Author Steffie Nelson Illustration Graham Roumieu

LOS ANGELES

One Sunday afternoon at the Los Angeles County Museum of Art, the three men behind the art collective Fallen Fruit—best known for mapping the trees growing fruit in public places throughout L.A.—are putting the finishing touches on an exhibit called the “Food Pyramid.” Built from repurposed industrial food bins growing tomatoes, cilantro and jalapeno peppers, the pyramid will eventually yield the ingredients for a fish taco feast during the November closing ceremony, including the tilapia swimming in a pond at its base.

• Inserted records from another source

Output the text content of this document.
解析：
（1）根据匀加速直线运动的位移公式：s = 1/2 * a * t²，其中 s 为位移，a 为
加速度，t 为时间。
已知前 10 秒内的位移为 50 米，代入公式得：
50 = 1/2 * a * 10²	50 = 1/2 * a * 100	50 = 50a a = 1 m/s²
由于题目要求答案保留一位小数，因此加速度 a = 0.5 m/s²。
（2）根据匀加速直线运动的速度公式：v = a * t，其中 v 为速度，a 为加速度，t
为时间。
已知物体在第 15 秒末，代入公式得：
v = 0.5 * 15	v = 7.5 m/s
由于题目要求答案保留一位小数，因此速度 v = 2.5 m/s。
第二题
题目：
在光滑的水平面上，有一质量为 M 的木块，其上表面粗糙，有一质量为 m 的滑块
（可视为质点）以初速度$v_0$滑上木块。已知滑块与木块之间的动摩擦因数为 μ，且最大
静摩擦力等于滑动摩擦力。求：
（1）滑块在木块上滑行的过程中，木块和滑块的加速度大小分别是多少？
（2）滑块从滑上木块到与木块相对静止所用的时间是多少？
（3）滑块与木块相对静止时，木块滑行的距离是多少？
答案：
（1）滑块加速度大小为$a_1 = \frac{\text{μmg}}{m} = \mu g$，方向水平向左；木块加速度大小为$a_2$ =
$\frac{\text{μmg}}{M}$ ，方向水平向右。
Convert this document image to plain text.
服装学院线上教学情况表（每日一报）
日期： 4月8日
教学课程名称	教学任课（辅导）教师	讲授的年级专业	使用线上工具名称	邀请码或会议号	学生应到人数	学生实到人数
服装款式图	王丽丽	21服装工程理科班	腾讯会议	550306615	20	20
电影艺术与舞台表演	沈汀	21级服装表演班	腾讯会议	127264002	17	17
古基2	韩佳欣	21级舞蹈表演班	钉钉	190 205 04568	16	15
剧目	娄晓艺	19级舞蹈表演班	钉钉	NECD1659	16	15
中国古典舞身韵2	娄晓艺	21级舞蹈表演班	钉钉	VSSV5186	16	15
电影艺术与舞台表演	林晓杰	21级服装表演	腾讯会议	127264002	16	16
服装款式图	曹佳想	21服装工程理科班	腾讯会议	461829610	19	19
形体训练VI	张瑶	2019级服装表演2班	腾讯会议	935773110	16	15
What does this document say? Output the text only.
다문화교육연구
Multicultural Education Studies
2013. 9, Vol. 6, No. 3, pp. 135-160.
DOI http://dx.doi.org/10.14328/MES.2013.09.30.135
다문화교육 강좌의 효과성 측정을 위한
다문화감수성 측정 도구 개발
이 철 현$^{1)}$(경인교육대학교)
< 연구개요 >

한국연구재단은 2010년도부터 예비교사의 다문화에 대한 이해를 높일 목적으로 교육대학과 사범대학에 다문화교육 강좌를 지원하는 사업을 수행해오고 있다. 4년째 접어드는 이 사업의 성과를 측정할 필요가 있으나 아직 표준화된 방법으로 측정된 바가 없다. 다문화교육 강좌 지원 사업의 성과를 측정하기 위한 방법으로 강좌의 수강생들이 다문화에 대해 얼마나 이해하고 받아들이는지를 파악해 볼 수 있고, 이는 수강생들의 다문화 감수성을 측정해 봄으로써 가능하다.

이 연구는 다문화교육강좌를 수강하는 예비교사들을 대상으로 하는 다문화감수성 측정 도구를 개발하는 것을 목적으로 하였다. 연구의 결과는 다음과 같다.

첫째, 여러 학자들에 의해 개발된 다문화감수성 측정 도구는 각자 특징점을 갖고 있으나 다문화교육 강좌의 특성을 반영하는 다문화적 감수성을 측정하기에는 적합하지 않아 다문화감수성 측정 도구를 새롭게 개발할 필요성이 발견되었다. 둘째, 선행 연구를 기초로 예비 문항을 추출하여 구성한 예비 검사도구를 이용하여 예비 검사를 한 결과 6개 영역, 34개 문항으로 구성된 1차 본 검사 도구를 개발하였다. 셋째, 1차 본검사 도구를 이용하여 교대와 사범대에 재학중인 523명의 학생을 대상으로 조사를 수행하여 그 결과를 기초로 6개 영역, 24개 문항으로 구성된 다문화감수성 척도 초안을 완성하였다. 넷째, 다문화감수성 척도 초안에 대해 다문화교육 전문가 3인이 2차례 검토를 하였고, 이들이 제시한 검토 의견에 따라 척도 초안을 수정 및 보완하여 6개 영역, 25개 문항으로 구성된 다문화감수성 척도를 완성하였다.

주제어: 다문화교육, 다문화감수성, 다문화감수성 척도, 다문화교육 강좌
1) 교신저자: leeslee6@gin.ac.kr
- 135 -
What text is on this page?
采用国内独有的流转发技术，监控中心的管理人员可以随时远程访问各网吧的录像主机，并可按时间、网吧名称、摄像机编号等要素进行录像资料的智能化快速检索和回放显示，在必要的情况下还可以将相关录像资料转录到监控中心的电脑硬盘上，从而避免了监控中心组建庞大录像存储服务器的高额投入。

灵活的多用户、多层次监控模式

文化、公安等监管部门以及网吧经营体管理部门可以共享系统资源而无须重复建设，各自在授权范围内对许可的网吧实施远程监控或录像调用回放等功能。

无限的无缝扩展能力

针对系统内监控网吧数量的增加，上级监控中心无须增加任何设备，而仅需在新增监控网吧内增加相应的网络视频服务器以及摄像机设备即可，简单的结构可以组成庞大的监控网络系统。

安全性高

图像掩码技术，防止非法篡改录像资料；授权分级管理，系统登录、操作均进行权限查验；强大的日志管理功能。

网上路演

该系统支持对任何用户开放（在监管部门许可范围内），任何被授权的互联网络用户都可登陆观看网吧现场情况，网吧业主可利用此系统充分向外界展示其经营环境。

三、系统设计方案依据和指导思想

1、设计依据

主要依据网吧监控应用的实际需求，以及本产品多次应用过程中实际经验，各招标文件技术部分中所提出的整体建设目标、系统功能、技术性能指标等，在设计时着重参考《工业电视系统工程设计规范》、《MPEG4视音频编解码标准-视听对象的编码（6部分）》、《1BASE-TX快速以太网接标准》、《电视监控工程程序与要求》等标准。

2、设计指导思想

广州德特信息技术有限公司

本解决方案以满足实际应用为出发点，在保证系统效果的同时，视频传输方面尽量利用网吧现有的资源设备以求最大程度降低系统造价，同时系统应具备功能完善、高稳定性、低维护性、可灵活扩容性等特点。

This monument to the Slow Food movement is just part of EATLACMA, a yearlong collaboration between the museum and Fallen Fruit, which was founded by David Burns, Matias Viegener and Austin Young. It’s their first gig in an official space, and it’s a doozy, with exhibits such as “The Way Potatoes Go,” a potato field growing between two buildings; “Breeding Is Bittersweet,” a tunnel of melons growing on trellises; and “Indexical Strawberry Flag,” pallets of strawberry plants nourished through an elaborate system of IV bags near the main entrance.

They’ve also created a map of the museum that highlights the fruits found in the permanent collection, including works ranging from ancient Chinese ceramics to prints by 20th century Japanese artist Yozo Hamaguchi. According to Viegener, the apple reigns in popularity as a subject for artists, closely followed by the grape.

As befits a group whose events are traditionally free to the public, Fallen Fruit skipped the fancy opening night fête in favor of a Sunday picnic on LACMA’s lawn. “This is how it used to be a hundred years ago,” says Burns, happily surveying the noshing crowd, which includes local art luminaries and even the occasional activist/actor (Entourage’s Adrian Grenier stops in for a bite). The nature of Fallen Fruit’s events, Burns adds, keeps the people smiling and the vibe sweet. “It’s impossible to argue about fruit.”